Last summer, Largo track and field Coach Darryl Hamilton was on the track coaching his local youth team when the work crews first showed up. “We knew they were coming, but we didn’t know what day,” Hamilton said. “We were just like, ‘Go ahead, do what you’ve got to do.’”

Hamilton, the school’s track coach for the last 18 years, was the last person who was going to get in the way. He gladly stopped practice as they began to tear up the old asphalt track, original to the school built in the late 1960s.

“They kept saying we were on the list,” Hamilton said. Year after year, he was told, the project had moved up the list. But, he was also told, the money made available each year fluctuated, so no one could ever give him a date.

The school stopped hosting track events in the 1980s because of the condition of its track. In the meantime, Hamilton’s runners learned where the potholes were as they did their best to practice. Spikes were never worn during practice, because they would tear up chunks of the track and damage the shoes. Falls were always tough, Hamilton said.

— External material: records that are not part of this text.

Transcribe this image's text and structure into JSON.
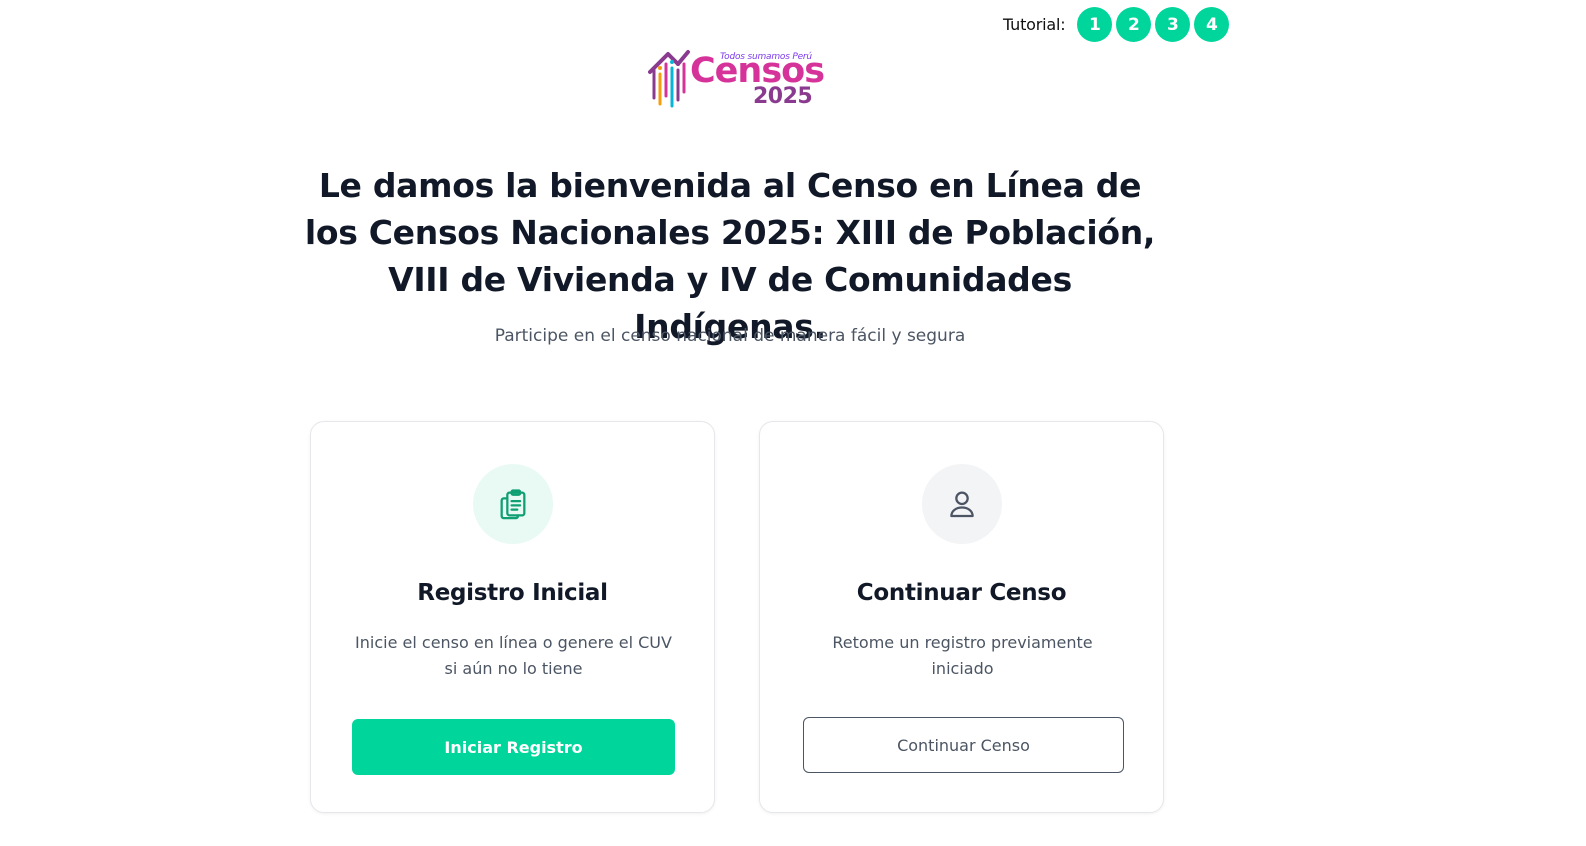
{
  "tutorial": {
    "label": "Tutorial:",
    "steps": [
      "1",
      "2",
      "3",
      "4"
    ]
  },
  "logo": {
    "tagline": "Todos sumamos Perú",
    "word": "Censos",
    "year": "2025"
  },
  "welcome": {
    "title": "Le damos la bienvenida al Censo en Línea de los Censos Nacionales 2025: XIII de Población, VIII de Vivienda y IV de Comunidades Indígenas.",
    "subtitle": "Participe en el censo nacional de manera fácil y segura"
  },
  "cards": {
    "registro": {
      "icon": "clipboard-copy-icon",
      "title": "Registro Inicial",
      "description": "Inicie el censo en línea o genere el CUV si aún no lo tiene",
      "button_label": "Iniciar Registro"
    },
    "continuar": {
      "icon": "user-icon",
      "title": "Continuar Censo",
      "description": "Retome un registro previamente iniciado",
      "button_label": "Continuar Censo"
    }
  },
  "colors": {
    "accent": "#00d69c",
    "heading": "#111827",
    "muted": "#4b5563",
    "logo_magenta": "#d6339a",
    "logo_purple": "#8a3b8f"
  }
}
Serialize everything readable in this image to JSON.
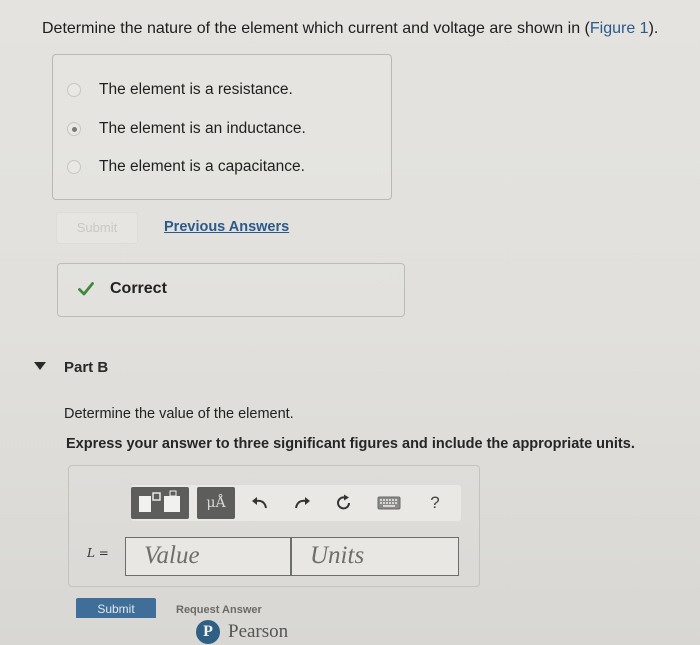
{
  "question": {
    "text_before": "Determine the nature of the element which current and voltage are shown in (",
    "figure_link": "Figure 1",
    "text_after": ")."
  },
  "choices": [
    {
      "label": "The element is a resistance.",
      "selected": false
    },
    {
      "label": "The element is an inductance.",
      "selected": true
    },
    {
      "label": "The element is a capacitance.",
      "selected": false
    }
  ],
  "part_a": {
    "submit_label": "Submit",
    "previous_answers_label": "Previous Answers",
    "feedback_label": "Correct"
  },
  "part_b": {
    "title": "Part B",
    "prompt": "Determine the value of the element.",
    "instruction": "Express your answer to three significant figures and include the appropriate units.",
    "toolbar": {
      "units_button": "μÅ",
      "help_button": "?"
    },
    "variable_label": "L =",
    "value_placeholder": "Value",
    "units_placeholder": "Units",
    "submit_label": "Submit",
    "request_answer_label": "Request Answer"
  },
  "footer": {
    "brand_letter": "P",
    "brand_name": "Pearson"
  },
  "colors": {
    "link": "#2a5a8c",
    "submit_bg": "#3f6f99",
    "check": "#3f8a3a"
  }
}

Runners might expect one scratch only to find themselves covered in bits of asphalt and scarred with road rash. “We just ran in our flats and prayed that we would do all right when we got to the meets,” Hamilton said.

Hamilton wanted better for his athletes, and spent years pressing for a new track. “We’ve been doing it for about six or seven years,” he said. “Our parents, our alumni and some of the kids went to Annapolis and talked to the senators about it.”

Over the years, people associated with the team have attended numerous county council and board of education meetings. Finally, last year, Hamilton said, Maryland Sen. Ulysses Currie (D-Prince George’s) helped the county secure a $90,000 state grant, and with matching funds from the county board of education, the new track was finally approved.

“The other track was really messed up,” said senior Warren Graham, 18. “But we still put in hard work that’s what made us who we are today. The track didn’t really matter. To me training is training; if you put in hard work then you can get it done.”

That being said, the new track “feels way better to run on” a beaming Graham said with a laugh before putting away his hurdles.